Le banche spingono sulle funzioni digitali e soprattutto sull’utilizzo dell’intelligenza artificiale e dell’internet banking. Siamo sicuri i tempi siano maturi? «Direi proprio di no – risponde Pani – Prima di tutto perché mancano competenze e persone. Del resto lo spopolamento comporta anche questo, la riduzione del personale e dunque dei costi. Monte dei Paschi aveva a Padova la seconda direzione nazionale, ora è rimasta solo quella di Siena. Mentre Banca Intesa porterà una parte degli uffici in piazza Eremitani, ma trasferisce la maggior parte delle attività tra Rubano e Sarmeola. E nessuno ha pensato servisse mettersi d’accordo con i sindaci o che questo cambiamento peserà molto su via Chiesanuova. Unicredit continua far uscire molte persone. L’ex Bcc patavina, diventata Bcc Veneta con la fusione di Verona e Vicenza, entro l’anno agevolerà l’uscita di 30 persone e Banca Intesa ne lascerà andare un centinaio entro il 2025».
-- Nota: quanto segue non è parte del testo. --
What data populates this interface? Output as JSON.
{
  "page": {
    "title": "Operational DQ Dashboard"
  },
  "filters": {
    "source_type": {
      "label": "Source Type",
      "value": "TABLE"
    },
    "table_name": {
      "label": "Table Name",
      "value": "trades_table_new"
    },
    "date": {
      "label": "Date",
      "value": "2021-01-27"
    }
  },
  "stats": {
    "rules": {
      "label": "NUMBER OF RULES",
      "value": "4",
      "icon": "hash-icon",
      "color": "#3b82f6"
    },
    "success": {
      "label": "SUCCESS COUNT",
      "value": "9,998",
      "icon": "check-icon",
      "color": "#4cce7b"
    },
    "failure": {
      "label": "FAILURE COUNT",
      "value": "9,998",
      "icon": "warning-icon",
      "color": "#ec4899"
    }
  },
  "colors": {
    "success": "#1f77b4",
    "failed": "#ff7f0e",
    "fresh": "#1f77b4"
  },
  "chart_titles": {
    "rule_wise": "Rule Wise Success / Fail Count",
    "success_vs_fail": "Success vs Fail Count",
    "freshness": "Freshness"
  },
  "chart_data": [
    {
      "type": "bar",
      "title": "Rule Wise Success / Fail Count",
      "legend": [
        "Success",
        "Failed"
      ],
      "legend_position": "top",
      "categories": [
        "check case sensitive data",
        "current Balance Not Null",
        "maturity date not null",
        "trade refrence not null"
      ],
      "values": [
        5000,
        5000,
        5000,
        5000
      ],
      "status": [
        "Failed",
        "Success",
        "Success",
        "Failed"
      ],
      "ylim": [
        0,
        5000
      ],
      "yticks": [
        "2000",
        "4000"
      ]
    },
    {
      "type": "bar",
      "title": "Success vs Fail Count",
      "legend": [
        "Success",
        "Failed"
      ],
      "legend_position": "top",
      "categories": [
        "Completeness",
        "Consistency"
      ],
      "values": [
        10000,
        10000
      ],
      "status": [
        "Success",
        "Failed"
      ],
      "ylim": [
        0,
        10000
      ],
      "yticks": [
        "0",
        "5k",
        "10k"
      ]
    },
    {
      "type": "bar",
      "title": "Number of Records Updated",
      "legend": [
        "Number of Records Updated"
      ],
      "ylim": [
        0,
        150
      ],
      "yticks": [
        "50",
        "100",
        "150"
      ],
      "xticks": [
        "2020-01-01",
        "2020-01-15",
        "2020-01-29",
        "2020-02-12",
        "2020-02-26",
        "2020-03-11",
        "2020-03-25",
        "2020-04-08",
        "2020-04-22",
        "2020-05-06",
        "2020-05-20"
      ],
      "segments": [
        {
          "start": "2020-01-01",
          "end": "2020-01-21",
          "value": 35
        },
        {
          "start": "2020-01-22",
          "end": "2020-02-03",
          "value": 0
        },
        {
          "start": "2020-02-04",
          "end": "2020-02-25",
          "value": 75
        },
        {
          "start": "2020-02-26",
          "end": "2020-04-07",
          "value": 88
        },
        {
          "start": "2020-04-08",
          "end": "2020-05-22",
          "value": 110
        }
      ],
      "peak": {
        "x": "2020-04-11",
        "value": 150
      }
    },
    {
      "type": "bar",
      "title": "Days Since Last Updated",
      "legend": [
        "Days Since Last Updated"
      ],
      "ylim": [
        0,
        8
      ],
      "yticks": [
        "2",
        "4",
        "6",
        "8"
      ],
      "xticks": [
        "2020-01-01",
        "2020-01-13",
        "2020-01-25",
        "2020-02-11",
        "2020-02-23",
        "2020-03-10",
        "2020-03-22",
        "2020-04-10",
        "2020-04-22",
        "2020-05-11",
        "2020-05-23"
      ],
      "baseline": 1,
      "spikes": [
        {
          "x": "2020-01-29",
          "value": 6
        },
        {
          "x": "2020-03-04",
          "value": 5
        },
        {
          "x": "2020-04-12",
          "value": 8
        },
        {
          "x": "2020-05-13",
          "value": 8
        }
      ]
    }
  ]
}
Il problema del ricambio generazionale

Si crea anche un problema di ricambio, reso ancora più complesso dal fatto che non si trovano giovani: «Una volta era interessato a questo lavoro il neo laureato, adesso non troviamo nemmeno neo diplomati, e uno su due va via dopo i primi 2 anni: è personale di passaggio, il 60-65% dei giovani non ha più la propensione al posto fisso e chi ce l’ha per l’80% non la ritiene la professione della vita.

Per di più il settore bancario non ha grande appetibilità: gli uffici centrali sono pieni di persone che fanno marketing e lavorano nell’area legale, ma tutti gli altri sono chiamati a cercare di vendere prodotti bancari su una spinta sempre più incalzante perché le vendite siano incessanti. È tutto massificato, la pubblicità dice che il cliente è al centro, ma come bersaglio su cui sparare proposte commerciali.

Il dipendente deve vendere quello che ha a disposizione, non importa più la storia del cliente e i suoi progetti. Alla fine l’età media dei dipendenti padovani è di 55 anni e la gente che può fugge, lasciando scoperte anche delle professionalità. Del resto chi, come me, è entrato negli anni ’90, ha fatto una gavetta di 15 anni prima di arrivare a fare il direttore di filiale e il consulente, invece adesso i ragazzi vengono catapultati subito in questi ruoli, anche se non hanno l’esperienza sufficiente. E non c’è nemmeno una crescita economica corrispondente come succedeva prima che si partiva con 1.400 euro e si arrivava a 2.800. Oggi gli stipendi sono più bassi, si contano i benefit, ma le responsabilità sono maggiori».